MILANO - Semyon Bychkov dirige la Czech Philharmonic. Sui leggii dell’orchestra ospite della stagione Filarmonica la Sesta Sinfonia di Gustav Mahler Tragica. Sbarca, lunedì 3 aprile 2023, alle ore 20, al Teatro alla Scala la Czech Philharmonic, orchestra ospite di questa stagione della Filarmonica: con il suo direttore principale e musicale Semyon Bychkov esegue la Sinfonia n. 6 in la minore Tragica di Gustav Mahler. L'ultima apparizione di Bychkov con la Filarmonica risale al 2012, quando aveva diretto Verklärte Nacht di Schönberg e la Seconda Sinfonia di Brahms.
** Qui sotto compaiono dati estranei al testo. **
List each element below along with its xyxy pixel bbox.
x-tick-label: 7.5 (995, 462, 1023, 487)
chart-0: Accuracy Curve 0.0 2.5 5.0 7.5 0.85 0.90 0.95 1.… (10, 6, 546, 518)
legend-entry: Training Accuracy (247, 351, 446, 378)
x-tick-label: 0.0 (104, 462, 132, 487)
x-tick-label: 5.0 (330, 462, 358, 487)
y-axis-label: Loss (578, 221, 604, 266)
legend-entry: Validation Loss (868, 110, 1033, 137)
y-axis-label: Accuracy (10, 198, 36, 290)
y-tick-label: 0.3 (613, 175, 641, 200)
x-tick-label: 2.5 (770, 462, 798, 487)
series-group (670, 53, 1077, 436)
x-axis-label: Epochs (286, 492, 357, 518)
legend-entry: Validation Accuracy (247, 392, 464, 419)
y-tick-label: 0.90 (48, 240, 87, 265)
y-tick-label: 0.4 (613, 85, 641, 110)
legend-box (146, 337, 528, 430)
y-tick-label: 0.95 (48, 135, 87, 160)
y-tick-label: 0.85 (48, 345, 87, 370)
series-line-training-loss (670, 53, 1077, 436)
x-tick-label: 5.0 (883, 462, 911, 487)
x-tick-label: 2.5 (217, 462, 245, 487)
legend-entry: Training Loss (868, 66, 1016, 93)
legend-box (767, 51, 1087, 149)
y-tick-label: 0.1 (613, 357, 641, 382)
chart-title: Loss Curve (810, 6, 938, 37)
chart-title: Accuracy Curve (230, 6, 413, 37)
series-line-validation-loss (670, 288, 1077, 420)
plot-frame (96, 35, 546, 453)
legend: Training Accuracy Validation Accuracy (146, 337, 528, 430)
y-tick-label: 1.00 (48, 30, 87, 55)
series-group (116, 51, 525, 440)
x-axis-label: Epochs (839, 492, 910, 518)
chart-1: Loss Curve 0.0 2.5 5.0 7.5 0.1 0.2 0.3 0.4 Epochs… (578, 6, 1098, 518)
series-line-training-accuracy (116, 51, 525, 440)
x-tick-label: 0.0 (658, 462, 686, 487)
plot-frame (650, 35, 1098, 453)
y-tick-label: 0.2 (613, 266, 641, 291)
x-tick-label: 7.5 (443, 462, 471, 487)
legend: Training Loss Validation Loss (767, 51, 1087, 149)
Tra le orchestre che hanno fatto la storia musicale europea, nominata “Orchestra dell’anno” da Gramophone nel 2022, la Czech Philharmonic ha 127 anni e ha tenuto il suo primo concerto – un programma interamente dedicato a Dvořák e diretto dal compositore stesso – nella Rudolfinum Hall il 4 gennaio 1896.
Particolarmente apprezzata per le sue interpretazioni di compositori cechi, è anche riconosciuta per il suo rapporto speciale con la musica di Brahms, Čaikovskij e Mahler, che nel 1908 diresse con l’Orchestra la prima mondiale della sua Sinfonia n. 7. L’avventura di Semyon Bychkov con la Czech Philharmonic è iniziata nel 2018 con i concerti a Praga, Londra, New York e Washington per commemorare il centesimo anniversario dell’indipendenza cecoslovacca. Dopo il culmine del Progetto Čajkovskij, Bychkov ha rivolto la sua attenzione proprio a Mahler. Nel 2022 Pentatone ha pubblicato i primi dischi di un ciclo completo di Sinfonie di Mahler: nel 2022 la Sinfonia n. 5 è stata nominata miglior album classico dell’anno dal Sunday Times. Della sua Sesta Sinfonia Mahler diceva che avrebbe proposto «enigmi» alle generazioni future, forse nei simboli, come i tre colpi di martello nel Finale, o nelle tensioni che gli sono valse il soprannome di Tragica.
Scrive Andrea Estero nel programma di sala: «Anche nella Sesta il “narratore” – ovvero il soggetto che racconta e dipana la trama di un romanzo ottocentesco – lascia emergere la sua voce, reclama il suo spazio, rivendica la sua funzione di regista “onnisciente”. Non solo: come nel romanzo decadentistico si identifica sempre più con il personaggio protagonista o con l’“eroe”. Così il racconto della Sesta, la sua tragica vicenda, coincide con i suoi tentativi, sempre repressi, di sfuggire alla logica formale, cioè agli imperativi del meccanismo sinfonico che lui stesso ha costruito. Ricordi, reminiscenze, interpolazioni, varianti sempre diverse e sorprendenti (gli «enigmi» di cui scrive Mahler a Richard Specht?) mettono in discussione l’oggetto sinfonico, le sue traiettorie prestabilite, aprono dei varchi affermando il diritto all’esistenza dell’“io”. Ma la forza centripeta contraria – la forma con le sue leggi e le sue necessità – alla fine lo annienta. Robert Samuels ha parlato a proposito della Sesta di “suicidio della sinfonia romantica”. Quella che si racconta non è una storia lineare, una narrazione nel vero senso della parola. Ma una possibile pista, o un plausibile “programma interiore”, di cui il protagonista è il medesimo creatore, o forse la Musica stessa».